O beligerante cearense nascido
no interior paulista nem precisa de adversários para perder disputas
presidenciais: em 1998, 2002 e 2018, Ciro Gomes deixou claro que sabe melhor
que qualquer um como se derrota um Ciro Gomes. Na primeira tentativa, a
candidatura começou a fazer água quando Ciro chamou de “burro” um eleitor que
dele divergiu durante a conversa telefônica transmitida ao vivo por uma
emissora de rádio. E afundou de vez no momento em que o candidato definiu o
papel a ser desempenhado durante a campanha pela atriz Patrícia Pillar, com
quem estava casado: dormir com o candidato, resumiu o maridão. Quase vinte anos
depois, ao chamar para a briga o juiz Sergio Moro, Ciro confirmou que, quando
se trata de gente, graves defeitos de fabricação não têm conserto.
“Hoje esse… esse Moro resolveu
prendê um… um bloguero?”, desandou no meio de uma entrevista o campeão de
bravatas e bazófias. “Ele que mande me prendê, que eu recebo a turma dele na
bala.” Endereçado ao juiz que simboliza a Operação Lava Jato, o tiro
ricocheteou na língua portuguesa antes de atingir, de novo, a testa do
pistoleiro que faz mira só depois do disparo. Se fosse mais gentil com o
idioma, Ciro receberia à bala, nunca “na bala”, os agentes da
Polícia Federal que formavam o que chamou de turma do Moro.
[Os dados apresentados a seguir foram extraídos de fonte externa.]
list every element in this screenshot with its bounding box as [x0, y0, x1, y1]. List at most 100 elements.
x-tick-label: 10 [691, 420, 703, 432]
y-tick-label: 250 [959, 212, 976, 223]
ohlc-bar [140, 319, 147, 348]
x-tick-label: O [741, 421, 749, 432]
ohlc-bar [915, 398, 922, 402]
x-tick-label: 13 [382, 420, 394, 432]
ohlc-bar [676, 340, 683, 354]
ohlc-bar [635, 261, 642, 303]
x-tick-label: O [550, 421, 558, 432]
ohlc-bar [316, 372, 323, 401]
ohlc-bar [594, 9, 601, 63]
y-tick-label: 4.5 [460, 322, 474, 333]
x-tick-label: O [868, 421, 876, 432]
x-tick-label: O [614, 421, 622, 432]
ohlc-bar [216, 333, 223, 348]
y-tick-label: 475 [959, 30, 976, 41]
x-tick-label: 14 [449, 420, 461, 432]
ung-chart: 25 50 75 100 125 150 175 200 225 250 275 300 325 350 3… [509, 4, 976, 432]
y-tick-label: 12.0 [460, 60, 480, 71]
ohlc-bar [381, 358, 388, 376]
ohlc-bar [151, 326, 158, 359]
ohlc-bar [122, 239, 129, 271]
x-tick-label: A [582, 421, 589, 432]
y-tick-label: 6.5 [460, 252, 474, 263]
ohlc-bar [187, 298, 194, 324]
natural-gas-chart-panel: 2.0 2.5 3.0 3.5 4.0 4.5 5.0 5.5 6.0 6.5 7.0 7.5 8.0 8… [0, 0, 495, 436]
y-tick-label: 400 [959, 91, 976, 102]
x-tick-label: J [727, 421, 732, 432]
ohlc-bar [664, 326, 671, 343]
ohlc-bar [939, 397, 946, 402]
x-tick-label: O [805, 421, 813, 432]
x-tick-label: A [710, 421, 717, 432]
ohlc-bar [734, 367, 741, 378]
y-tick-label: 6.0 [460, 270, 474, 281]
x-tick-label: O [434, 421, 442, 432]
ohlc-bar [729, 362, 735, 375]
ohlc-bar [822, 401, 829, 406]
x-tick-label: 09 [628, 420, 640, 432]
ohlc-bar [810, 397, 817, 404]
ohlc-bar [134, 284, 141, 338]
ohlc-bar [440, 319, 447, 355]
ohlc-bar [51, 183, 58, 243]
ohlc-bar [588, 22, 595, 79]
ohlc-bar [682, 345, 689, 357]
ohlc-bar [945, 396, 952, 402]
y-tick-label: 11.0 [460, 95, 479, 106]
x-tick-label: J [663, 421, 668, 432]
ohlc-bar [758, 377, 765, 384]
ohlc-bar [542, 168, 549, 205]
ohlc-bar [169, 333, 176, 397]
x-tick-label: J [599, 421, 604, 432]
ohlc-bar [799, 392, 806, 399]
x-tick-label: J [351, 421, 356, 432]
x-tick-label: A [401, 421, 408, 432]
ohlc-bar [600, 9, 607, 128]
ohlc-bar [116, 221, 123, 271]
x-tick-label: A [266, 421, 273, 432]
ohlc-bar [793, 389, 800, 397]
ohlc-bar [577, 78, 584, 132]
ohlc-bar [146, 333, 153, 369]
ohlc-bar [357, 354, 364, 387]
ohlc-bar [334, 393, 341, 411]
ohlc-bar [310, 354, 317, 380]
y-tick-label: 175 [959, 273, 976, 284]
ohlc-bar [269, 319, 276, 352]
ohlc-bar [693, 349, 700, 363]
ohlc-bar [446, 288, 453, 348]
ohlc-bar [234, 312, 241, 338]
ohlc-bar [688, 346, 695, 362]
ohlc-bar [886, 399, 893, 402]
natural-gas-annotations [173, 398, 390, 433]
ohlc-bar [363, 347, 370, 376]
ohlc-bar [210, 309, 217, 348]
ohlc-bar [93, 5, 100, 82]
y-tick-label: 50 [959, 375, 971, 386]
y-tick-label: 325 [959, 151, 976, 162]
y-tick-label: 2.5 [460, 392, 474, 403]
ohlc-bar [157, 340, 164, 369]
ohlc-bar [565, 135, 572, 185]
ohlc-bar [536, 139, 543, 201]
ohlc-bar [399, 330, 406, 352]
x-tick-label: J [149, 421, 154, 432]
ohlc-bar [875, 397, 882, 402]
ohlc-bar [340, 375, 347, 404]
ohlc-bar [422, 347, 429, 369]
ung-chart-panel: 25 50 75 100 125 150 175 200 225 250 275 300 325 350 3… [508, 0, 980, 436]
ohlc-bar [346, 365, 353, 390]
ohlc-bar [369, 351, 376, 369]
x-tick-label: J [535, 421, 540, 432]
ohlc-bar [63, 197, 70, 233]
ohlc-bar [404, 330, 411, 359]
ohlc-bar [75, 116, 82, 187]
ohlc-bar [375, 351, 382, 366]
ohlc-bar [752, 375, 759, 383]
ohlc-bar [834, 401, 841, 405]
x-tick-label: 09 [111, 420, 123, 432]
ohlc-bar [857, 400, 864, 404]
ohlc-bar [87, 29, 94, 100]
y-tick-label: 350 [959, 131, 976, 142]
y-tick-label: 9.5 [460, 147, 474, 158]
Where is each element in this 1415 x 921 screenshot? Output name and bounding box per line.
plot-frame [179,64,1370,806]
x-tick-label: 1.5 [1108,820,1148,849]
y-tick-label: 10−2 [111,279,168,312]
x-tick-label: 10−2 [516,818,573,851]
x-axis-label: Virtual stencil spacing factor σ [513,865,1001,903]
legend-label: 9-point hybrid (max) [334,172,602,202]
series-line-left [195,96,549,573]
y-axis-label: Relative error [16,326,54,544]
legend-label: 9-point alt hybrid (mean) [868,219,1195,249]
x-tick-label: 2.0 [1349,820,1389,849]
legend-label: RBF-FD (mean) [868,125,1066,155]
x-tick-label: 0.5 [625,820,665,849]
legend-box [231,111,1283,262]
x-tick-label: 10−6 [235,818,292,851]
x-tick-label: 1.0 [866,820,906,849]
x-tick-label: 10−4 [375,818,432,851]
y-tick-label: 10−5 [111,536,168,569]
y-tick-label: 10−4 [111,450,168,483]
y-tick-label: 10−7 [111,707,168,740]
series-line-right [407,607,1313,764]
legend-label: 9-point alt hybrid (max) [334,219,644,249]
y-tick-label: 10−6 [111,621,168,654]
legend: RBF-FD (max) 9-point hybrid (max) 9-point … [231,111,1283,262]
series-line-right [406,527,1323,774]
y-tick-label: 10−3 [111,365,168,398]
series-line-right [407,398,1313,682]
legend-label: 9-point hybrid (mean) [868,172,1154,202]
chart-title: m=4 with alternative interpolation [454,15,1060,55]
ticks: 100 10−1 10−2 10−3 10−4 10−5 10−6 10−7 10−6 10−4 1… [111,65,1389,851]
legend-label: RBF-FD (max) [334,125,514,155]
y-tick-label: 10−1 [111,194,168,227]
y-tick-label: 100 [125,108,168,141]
Se respeitasse a
inteligência alheia, não diria que o juiz federal “resolveu prendê um
bloguero”. Moro apenas determinara que um blogueiro incluído entre os alvos de
uma investigação prestasse depoimento.
Ao pousar na casa da
família em Sobral, a criança que nem aprendera a falar já era um velho coronel
sertanejo
Por terem lido o conto ou
assistido ao filme, quase todos os leitores conhecem o estranho caso de
Benjamin Button. Criado pelo escritor F. Scott Fitzgerald e interpretado no
cinema por Brad Pitt, o personagem chega ao mundo com aparência de octogenário
e vai remoçando com o tempo. Ultrapassa a velhice, chega à maturidade, desfruta
da idade adulta, alcança a adolescência, faz escala na infância, desaprende a
falar e morre com o frescor de quem acabou de vir ao mundo. Disso muita gente
sabe. O que poucos notaram é que há no Brasil uma versão degenerada da criatura
forjada pela imaginação de Fitzgerald. Seu nome é Ciro Gomes.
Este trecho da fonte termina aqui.